Sicilia! (Italy, 1999)
Run Time: 66 min. Rating: Not Rated
20th Anniversary Digital Restoration
Something as simple as a herring roasting on a hearth, or a meal of bread, wine and winter melon, takes on the humble aura of a Caravaggio painting in this masterful film from legendary filmmakers Jean-Marie Straub and Daniele Huillet. Sicilia! is a tragicomedy involving an orange peddler, an Italian recently returned from America, two “stinky” police officers, a guilt-stricken landowner, a traveling knife sharpener and, perhaps most unforgettably, an indomitable peasant mother who reminisces about meals of snails and wild chicory, her husband’s philandering and cowardice, and her own father’s belief in an honest day’s labor, socialism, and St. Joseph.rent now
Sweetgrass (US, 2009)
Run Time: 101 min. Rating: Not rated
A New Digital Restoration!

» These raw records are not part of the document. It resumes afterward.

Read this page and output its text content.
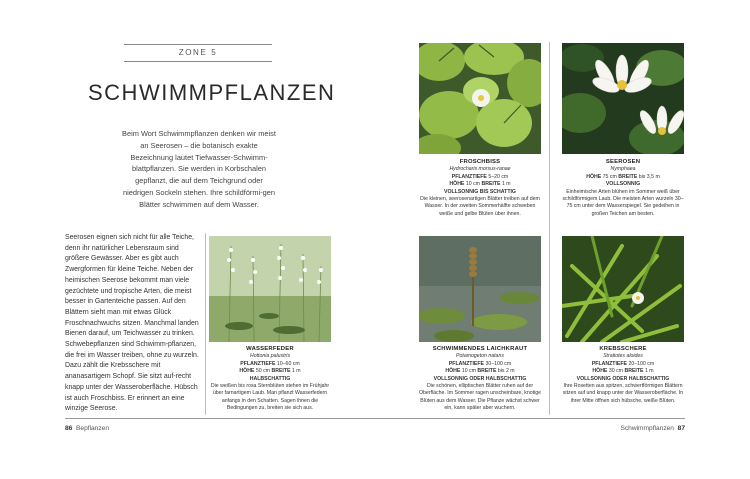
ZONE 5
SCHWIMMPFLANZEN
Beim Wort Schwimmpflanzen denken wir meist an Seerosen – die botanisch exakte Bezeichnung lautet Tiefwasser-Schwimm-blattpflanzen. Sie werden in Korbschalen gepflanzt, die auf dem Teichgrund oder niedrigen Sockeln stehen. Ihre schildförmi-gen Blätter schwimmen auf dem Wasser.
Seerosen eignen sich nicht für alle Teiche, denn ihr natürlicher Lebensraum sind größere Gewässer. Aber es gibt auch Zwergformen für kleine Teiche. Neben der heimischen Seerose bekommt man viele gezüchtete und tropische Arten, die meist besser in Gartenteiche passen. Auf den Blättern sieht man mit etwas Glück Froschnachwuchs sitzen. Manchmal landen Bienen darauf, um Teichwasser zu trinken. Schwebepflanzen sind Schwimm-pflanzen, die frei im Wasser treiben, ohne zu wurzeln. Dazu zählt die Krebsschere mit ananasartigem Schopf. Sie sitzt auf-recht knapp unter der Wasseroberfläche. Hübsch ist auch Froschbiss. Er erinnert an eine winzige Seerose.
FROSCHBISS
Hydrocharis morsus-ranae
PFLANZTIEFE 5–20 cm
HÖHE 10 cm BREITE 1 m
VOLLSONNIG BIS SCHATTIG
Die kleinen, seerosenartigen Blätter treiben auf dem Wasser. In der zweiten Sommerhälfte schweben weiße und gelbe Blüten über ihnen.
SEEROSEN
Nymphaea
HÖHE 75 cm BREITE bis 3,5 m
VOLLSONNIG
Einheimische Arten blühen im Sommer weiß über schildförmigem Laub. Die meisten Arten wurzeln 30–75 cm unter dem Wasserspiegel. Sie gedeihen in großen Teichen am besten.
WASSERFEDER
Hottonia palustris
PFLANZTIEFE 10–60 cm
HÖHE 50 cm BREITE 1 m
HALBSCHATTIG
Die weißen bis rosa Sternblüten stehen im Frühjahr über farnartigem Laub. Man pflanzt Wasserfedern anfangs in den Schatten. Sagen ihnen die Bedingungen zu, breiten sie sich aus.
SCHWIMMENDES LAICHKRAUT
Potamogeton natans
PFLANZTIEFE 30–100 cm
HÖHE 10 cm BREITE bis 2 m
VOLLSONNIG ODER HALBSCHATTIG
Die schönen, elliptischen Blätter ruhen auf der Oberfläche. Im Sommer ragen unscheinbare, knotige Blüten aus dem Wasser. Die Pflanze wächst schwer ein, kann später aber wuchern.
KREBSSCHERE
Stratiotes aloides
PFLANZTIEFE 20–100 cm
HÖHE 30 cm BREITE 1 m
VOLLSONNIG ODER HALBSCHATTIG
Ihre Rosetten aus spitzen, schwertförmigen Blättern sitzen auf und knapp unter der Wasseroberfläche. In ihrer Mitte öffnen sich hübsche, weiße Blüten.
86 Bepflanzen	Schwimmpflanzen 87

An unsentimental elegy to the American West, Sweetgrass follows the last modern-day cowboys to lead their flocks of sheep up into Montana’s breathtaking and often dangerous Absaroka-Beartooth mountains for summer pasture. This astonishingly beautiful yet unsparing film reveals a world in which nature and culture, animals and humans, vulnerability and violence are all intimately meshed.

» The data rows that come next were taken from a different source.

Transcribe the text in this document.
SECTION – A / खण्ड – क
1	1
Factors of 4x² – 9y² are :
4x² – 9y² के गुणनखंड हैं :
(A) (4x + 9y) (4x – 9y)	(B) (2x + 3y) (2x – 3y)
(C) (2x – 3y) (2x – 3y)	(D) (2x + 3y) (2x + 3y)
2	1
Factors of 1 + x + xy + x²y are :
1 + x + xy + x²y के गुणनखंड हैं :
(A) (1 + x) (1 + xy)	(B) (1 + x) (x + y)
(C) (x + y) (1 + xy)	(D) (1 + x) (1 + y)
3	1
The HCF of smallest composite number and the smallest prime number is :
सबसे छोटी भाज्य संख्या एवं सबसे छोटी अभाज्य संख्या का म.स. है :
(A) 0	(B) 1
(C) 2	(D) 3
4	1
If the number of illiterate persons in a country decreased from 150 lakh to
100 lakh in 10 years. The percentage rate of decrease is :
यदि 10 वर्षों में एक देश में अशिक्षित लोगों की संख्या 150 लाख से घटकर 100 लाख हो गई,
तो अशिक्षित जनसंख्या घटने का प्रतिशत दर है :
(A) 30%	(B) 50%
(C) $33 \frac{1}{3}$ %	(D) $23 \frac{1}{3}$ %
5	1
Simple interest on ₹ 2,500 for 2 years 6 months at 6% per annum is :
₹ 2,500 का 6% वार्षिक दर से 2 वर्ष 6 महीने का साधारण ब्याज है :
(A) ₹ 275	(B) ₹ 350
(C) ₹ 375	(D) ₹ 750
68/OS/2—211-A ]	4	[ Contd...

The Mouth of the Wolf (Italy, 2009)
Run Time: 68 min. Rating: Not rated
Winner of major prizes at the Berlin and Turin film festivals, the hauntingly beautiful debut feature from Pietro Marcello (Lost and Beautiful, Martin Eden) interweaves two love stories: the 20-year romance between a Sicilian tough guy and a transsexual former junkie whom he met in prison, and a poetic reverie of the Italian port town of Genoa, depicted in all its mysterious, fading glory. Commissioned by the Fondazione San Marcellino, a Jesuit order dedicated to helping society’s poor and marginalized, The Mouth of the Wolf masterfullly combines documentary with fiction and melancholy home movies from the past century with poetic images, sounds, and music of the waterfront today.
Billy the Kid (US, 2007)
Run Time: 84 min. Rating: PG-13
A provocative coming-of-age story, Jennifer Venditti’s debut film, BILLY THE KID (2007), is an acclaimed odyssey into the soul of an American teenager. Venditti follows Billy as he navigates small town Maine, grappling with isolation and first-time love, and traversing the frustrating gap between imagination and reality. Exhilarating and heartfelt, the film grants an intimate, empathetic view of an expressive and seemingly fearless outsider and provides an unvarnished and unique snapshot into what it’s like to grow up in America.